# Quickstart tutorial to defining custom dialect attributes and types

This document is a quickstart to defining dialect specific extensions to the
[attribute](LangRef.md#attributes) and [type system](LangRef.md#type-system).
The main part of the tutorial focuses on defining types, but the instructions
are nearly identical for defining attributes.

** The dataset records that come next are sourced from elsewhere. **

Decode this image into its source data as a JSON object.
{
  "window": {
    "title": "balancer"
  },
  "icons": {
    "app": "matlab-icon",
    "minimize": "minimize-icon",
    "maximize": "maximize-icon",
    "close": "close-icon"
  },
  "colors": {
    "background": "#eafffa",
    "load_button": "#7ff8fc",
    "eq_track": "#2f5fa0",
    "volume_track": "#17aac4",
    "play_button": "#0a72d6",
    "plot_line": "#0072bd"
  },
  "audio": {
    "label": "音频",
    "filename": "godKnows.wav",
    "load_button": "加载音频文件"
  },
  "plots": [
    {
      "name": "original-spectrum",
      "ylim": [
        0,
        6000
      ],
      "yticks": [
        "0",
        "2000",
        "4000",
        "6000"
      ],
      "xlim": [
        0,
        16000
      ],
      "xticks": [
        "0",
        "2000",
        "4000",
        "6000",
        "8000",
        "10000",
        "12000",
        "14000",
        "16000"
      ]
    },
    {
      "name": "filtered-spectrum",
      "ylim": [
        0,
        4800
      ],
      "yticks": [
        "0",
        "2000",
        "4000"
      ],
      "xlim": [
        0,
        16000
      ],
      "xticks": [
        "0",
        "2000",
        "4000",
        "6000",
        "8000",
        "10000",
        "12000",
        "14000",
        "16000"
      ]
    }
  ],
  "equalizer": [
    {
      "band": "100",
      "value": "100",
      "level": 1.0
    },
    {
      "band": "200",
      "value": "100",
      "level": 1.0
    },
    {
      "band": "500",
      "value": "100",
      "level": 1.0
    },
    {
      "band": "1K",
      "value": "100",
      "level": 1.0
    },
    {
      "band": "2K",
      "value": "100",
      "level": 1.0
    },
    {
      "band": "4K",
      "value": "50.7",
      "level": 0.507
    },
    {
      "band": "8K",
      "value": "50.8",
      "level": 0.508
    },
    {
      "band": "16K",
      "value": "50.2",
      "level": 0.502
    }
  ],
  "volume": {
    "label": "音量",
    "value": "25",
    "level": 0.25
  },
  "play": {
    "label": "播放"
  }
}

See [MLIR specification](LangRef.md) for more information about MLIR, the
structure of the IR, operations, etc.

## Types

Types in MLIR (like attributes, locations, and many other things) are
value-typed. This means that instances of `Type` should be passed around
by-value, as opposed to by-pointer or by-reference. The `Type` class in itself
acts as a wrapper around an internal storage object that is uniqued within an
instance of an `MLIRContext`.

### Reserving a range of type kinds

Types in MLIR rely on having a unique `kind` value to ensure that casting checks
remain extremely
efficient([rationale](Rationale.md#reserving-dialect-type-kinds). For a dialect
author, this means that a range of type `kind` values must be explicitly, and
statically, reserved. A dialect can reserve a range of values by adding a new
entry to the
[DialectSymbolRegistry](https://github.com/llvm/llvm-project/blob/master/mlir/include/mlir/IR/DialectSymbolRegistry.def).
To support out-of-tree and experimental dialects, the registry predefines a set
of privates ranges, `PRIVATE_EXPERIMENTAL_[0-9]`, that are free for immediate
use.

```c++
DEFINE_SYM_KIND_RANGE(LINALG) // Linear Algebra Dialect
DEFINE_SYM_KIND_RANGE(TOY)    // Toy language (tutorial) Dialect

// The following ranges are reserved for experimenting with MLIR dialects in a
// private context without having to register them here.
DEFINE_SYM_KIND_RANGE(PRIVATE_EXPERIMENTAL_0)
```

For the sake of this tutorial, we will use the predefined
`PRIVATE_EXPERIMENTAL_0` range. These definitions will provide a range in the
Type::Kind enum to use when defining the derived types.

```c++
namespace MyTypes {
enum Kinds {
  // These kinds will be used in the examples below.
  Simple = Type::Kind::FIRST_PRIVATE_EXPERIMENTAL_0_TYPE,
  Complex
};
}
```

### Defining the type class

As described above, `Type` objects in MLIR are value-typed and rely on having an
implicitly internal storage object that holds the actual data for the type. When
defining a new `Type` it isn't always necessary to define a new storage class.
So before defining the derived `Type`, it's important to know which of the two
classes of `Type` we are defining. Some types are `primitives` meaning they do
not have any parameters and are singletons uniqued by kind, like the
[`index` type](LangRef.md#index-type). Parametric types on the other hand, have
additional information that differentiates different instances of the same
`Type` kind. For example the [`integer` type](LangRef.md#integer-type) has a
bitwidth, making `i8` and `i16` be different instances of
[`integer` type](LangRef.md#integer-type).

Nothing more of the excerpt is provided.